Software Handshaking

Software Handshaking in RS232 involves two special characters for starting and stopping the communication. These characters are X-ON and X-OFF (Transmitter On and Transmitter OFF).

When the receiver sends an X-OFF signal, the transmitter stops sending the data. The transmitter starts sending data only after it receives the X-ON signal.

Limitations of RS232

• RS232 Protocol requires a common ground between the transmitter (DTE) and receiver (DCE). Hence, the reason for shorter cables between DTE and DCE in RS232 Protocol.
• The signal in the line is highly susceptible to noise.
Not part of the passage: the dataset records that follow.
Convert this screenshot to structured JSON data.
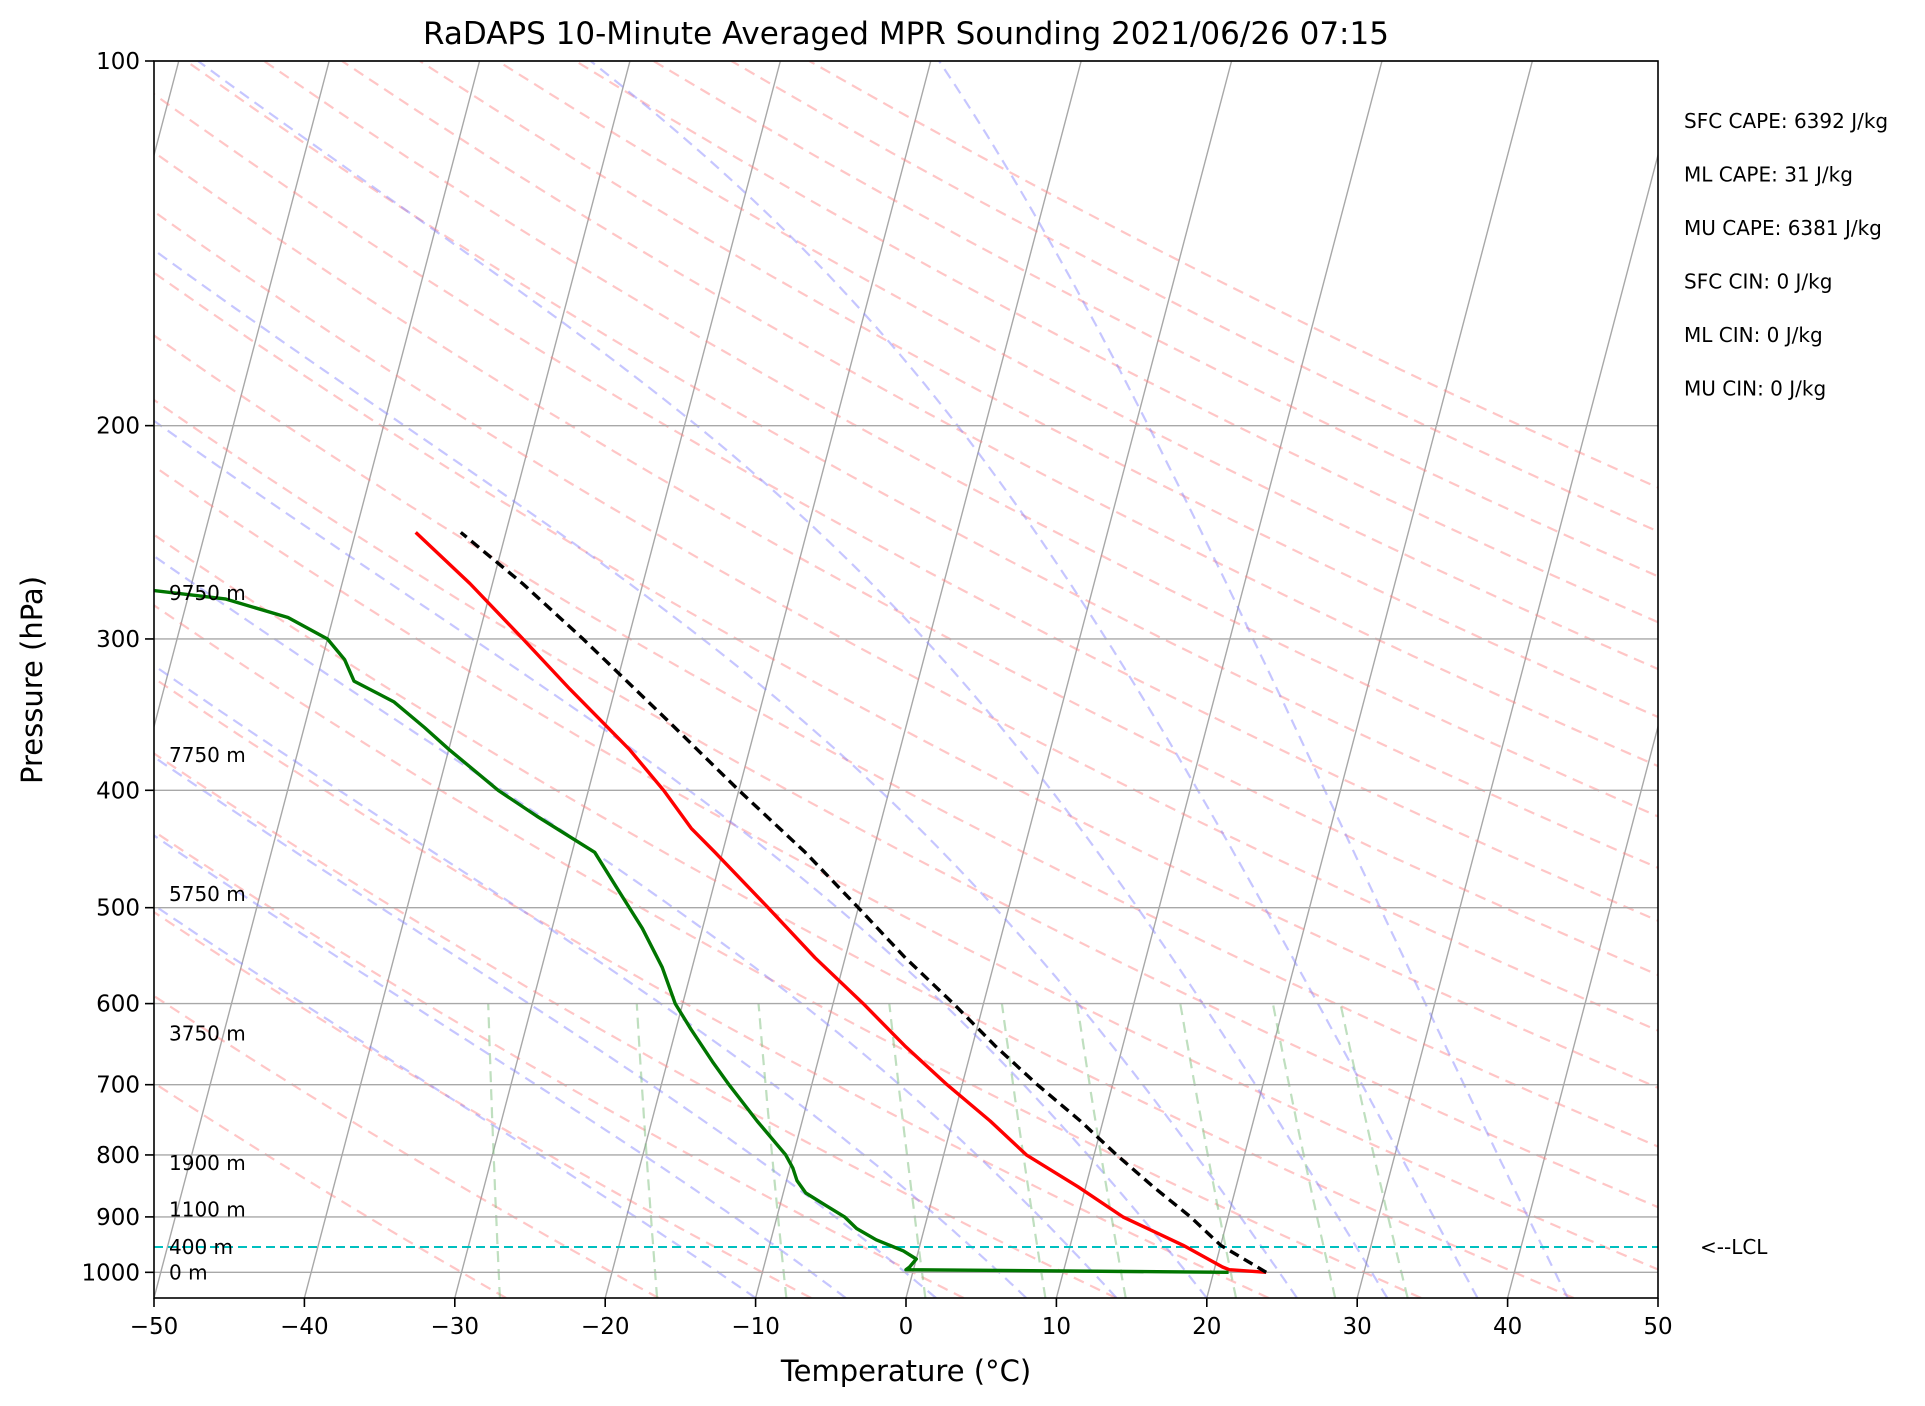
{
  "chart_data": {
    "type": "line",
    "title": "RaDAPS 10-Minute Averaged MPR Sounding 2021/06/26 07:15",
    "xlabel": "Temperature (°C)",
    "ylabel": "Pressure (hPa)",
    "xlim": [
      -50,
      50
    ],
    "ylim": [
      1050,
      100
    ],
    "y_scale": "log",
    "x_ticks": [
      -50,
      -40,
      -30,
      -20,
      -10,
      0,
      10,
      20,
      30,
      40,
      50
    ],
    "x_tick_labels": [
      "−50",
      "−40",
      "−30",
      "−20",
      "−10",
      "0",
      "10",
      "20",
      "30",
      "40",
      "50"
    ],
    "y_ticks": [
      100,
      200,
      300,
      400,
      500,
      600,
      700,
      800,
      900,
      1000
    ],
    "y_tick_labels": [
      "100",
      "200",
      "300",
      "400",
      "500",
      "600",
      "700",
      "800",
      "900",
      "1000"
    ],
    "grid": true,
    "series": [
      {
        "color": "#ff0000",
        "points": [
          [
            1000,
            23.5
          ],
          [
            995,
            21.0
          ],
          [
            990,
            20.5
          ],
          [
            950,
            17.5
          ],
          [
            900,
            13.0
          ],
          [
            850,
            9.5
          ],
          [
            800,
            5.5
          ],
          [
            750,
            2.5
          ],
          [
            700,
            -1.0
          ],
          [
            650,
            -4.5
          ],
          [
            600,
            -8.0
          ],
          [
            550,
            -12.0
          ],
          [
            500,
            -16.0
          ],
          [
            450,
            -20.5
          ],
          [
            430,
            -22.5
          ],
          [
            400,
            -25.0
          ],
          [
            370,
            -28.0
          ],
          [
            330,
            -33.0
          ],
          [
            300,
            -37.0
          ],
          [
            270,
            -41.5
          ],
          [
            245,
            -46.0
          ]
        ]
      },
      {
        "color": "#007500",
        "points": [
          [
            1000,
            21.0
          ],
          [
            995,
            -0.5
          ],
          [
            990,
            -0.3
          ],
          [
            975,
            0.0
          ],
          [
            960,
            -1.0
          ],
          [
            940,
            -3.0
          ],
          [
            920,
            -4.5
          ],
          [
            900,
            -5.5
          ],
          [
            880,
            -7.0
          ],
          [
            860,
            -8.5
          ],
          [
            840,
            -9.3
          ],
          [
            820,
            -9.8
          ],
          [
            800,
            -10.5
          ],
          [
            750,
            -13.0
          ],
          [
            700,
            -15.5
          ],
          [
            670,
            -17.0
          ],
          [
            630,
            -19.0
          ],
          [
            600,
            -20.5
          ],
          [
            560,
            -22.0
          ],
          [
            520,
            -24.0
          ],
          [
            480,
            -26.5
          ],
          [
            450,
            -28.5
          ],
          [
            420,
            -33.0
          ],
          [
            400,
            -36.0
          ],
          [
            370,
            -40.0
          ],
          [
            355,
            -42.0
          ],
          [
            338,
            -44.5
          ],
          [
            325,
            -47.5
          ],
          [
            312,
            -48.5
          ],
          [
            300,
            -50.0
          ],
          [
            288,
            -53.0
          ],
          [
            278,
            -57.5
          ],
          [
            270,
            -66.5
          ],
          [
            262,
            -75.0
          ],
          [
            248,
            -84.0
          ]
        ]
      },
      {
        "color": "#000000",
        "dashed": true,
        "points": [
          [
            1000,
            23.5
          ],
          [
            950,
            20.0
          ],
          [
            900,
            17.5
          ],
          [
            850,
            14.5
          ],
          [
            800,
            11.5
          ],
          [
            750,
            8.5
          ],
          [
            700,
            5.0
          ],
          [
            650,
            1.5
          ],
          [
            600,
            -2.0
          ],
          [
            550,
            -6.0
          ],
          [
            500,
            -10.0
          ],
          [
            450,
            -14.5
          ],
          [
            400,
            -20.0
          ],
          [
            350,
            -26.0
          ],
          [
            300,
            -33.0
          ],
          [
            270,
            -38.0
          ],
          [
            245,
            -43.0
          ]
        ]
      }
    ],
    "lcl": {
      "pressure": 953,
      "label": "<--LCL"
    },
    "height_labels": [
      {
        "pressure": 1000,
        "label": "0 m"
      },
      {
        "pressure": 953,
        "label": "400 m"
      },
      {
        "pressure": 887,
        "label": "1100 m"
      },
      {
        "pressure": 812,
        "label": "1900 m"
      },
      {
        "pressure": 635,
        "label": "3750 m"
      },
      {
        "pressure": 487,
        "label": "5750 m"
      },
      {
        "pressure": 374,
        "label": "7750 m"
      },
      {
        "pressure": 275,
        "label": "9750 m"
      }
    ],
    "indices": [
      "SFC CAPE: 6392 J/kg",
      "ML CAPE: 31 J/kg",
      "MU CAPE: 6381 J/kg",
      "SFC CIN: 0 J/kg",
      "ML CIN: 0 J/kg",
      "MU CIN: 0 J/kg"
    ],
    "colors": {
      "isotherm": "#a8a8a8",
      "dry_adiabat": "#ff8080",
      "moist_adiabat": "#8080ff",
      "mixing_ratio": "#80c080",
      "lcl_line": "#00bfbf"
    }
  }
}
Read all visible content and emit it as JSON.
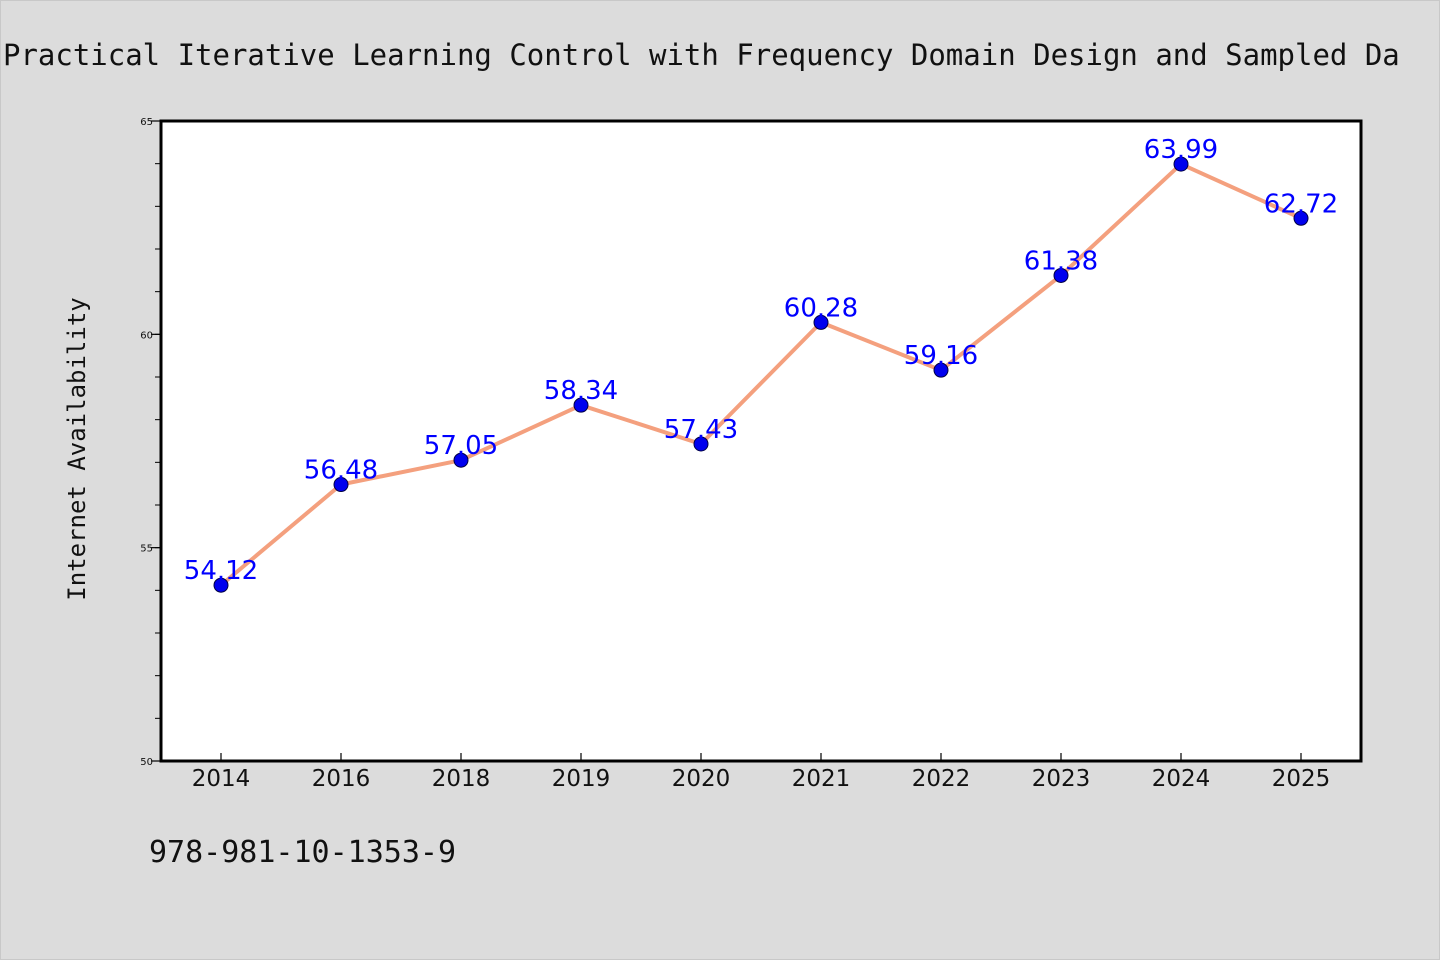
{
  "chart_data": {
    "type": "line",
    "title": "Practical Iterative Learning Control with Frequency Domain Design and Sampled Da",
    "xlabel": "",
    "ylabel": "Internet Availability",
    "categories": [
      "2014",
      "2016",
      "2018",
      "2019",
      "2020",
      "2021",
      "2022",
      "2023",
      "2024",
      "2025"
    ],
    "series": [
      {
        "values": [
          54.12,
          56.48,
          57.05,
          58.34,
          57.43,
          60.28,
          59.16,
          61.38,
          63.99,
          62.72
        ]
      }
    ],
    "data_labels": [
      "54.12",
      "56.48",
      "57.05",
      "58.34",
      "57.43",
      "60.28",
      "59.16",
      "61.38",
      "63.99",
      "62.72"
    ],
    "ylim": [
      50,
      65
    ],
    "y_ticks": [
      "50",
      "55",
      "60",
      "65"
    ],
    "grid": false,
    "legend": "none",
    "colors": {
      "line": "#f4a07e",
      "marker": "#0000ee",
      "data_label": "#0000ff",
      "background": "#dcdcdc",
      "plot_area": "#ffffff"
    }
  },
  "footer": {
    "isbn": "978-981-10-1353-9"
  }
}
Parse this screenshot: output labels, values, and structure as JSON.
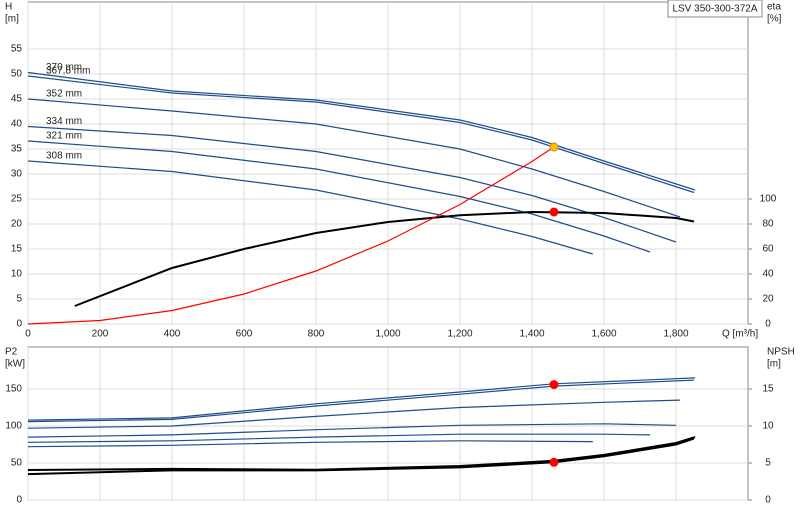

The noise can be either internal or external.
• If there is an increase in baud rate and length of the cable, there is a chance of cross talk introduced by the capacitance between the cables.
• The voltage levels in RS232 are not compatible with modern TTL or CMOS logics. We need an external level converter.

Applications

• Though RS232 is a very famous serial communication protocol, it is now has been replaced with advanced protocols like USB.
• Previously they we used for serial terminals like Mouse, Modem etc.
• But, RS232 is still being used in some Servo Controllers, CNC Machines, PLC machines and some microcontroller boards use RS232 Protocol.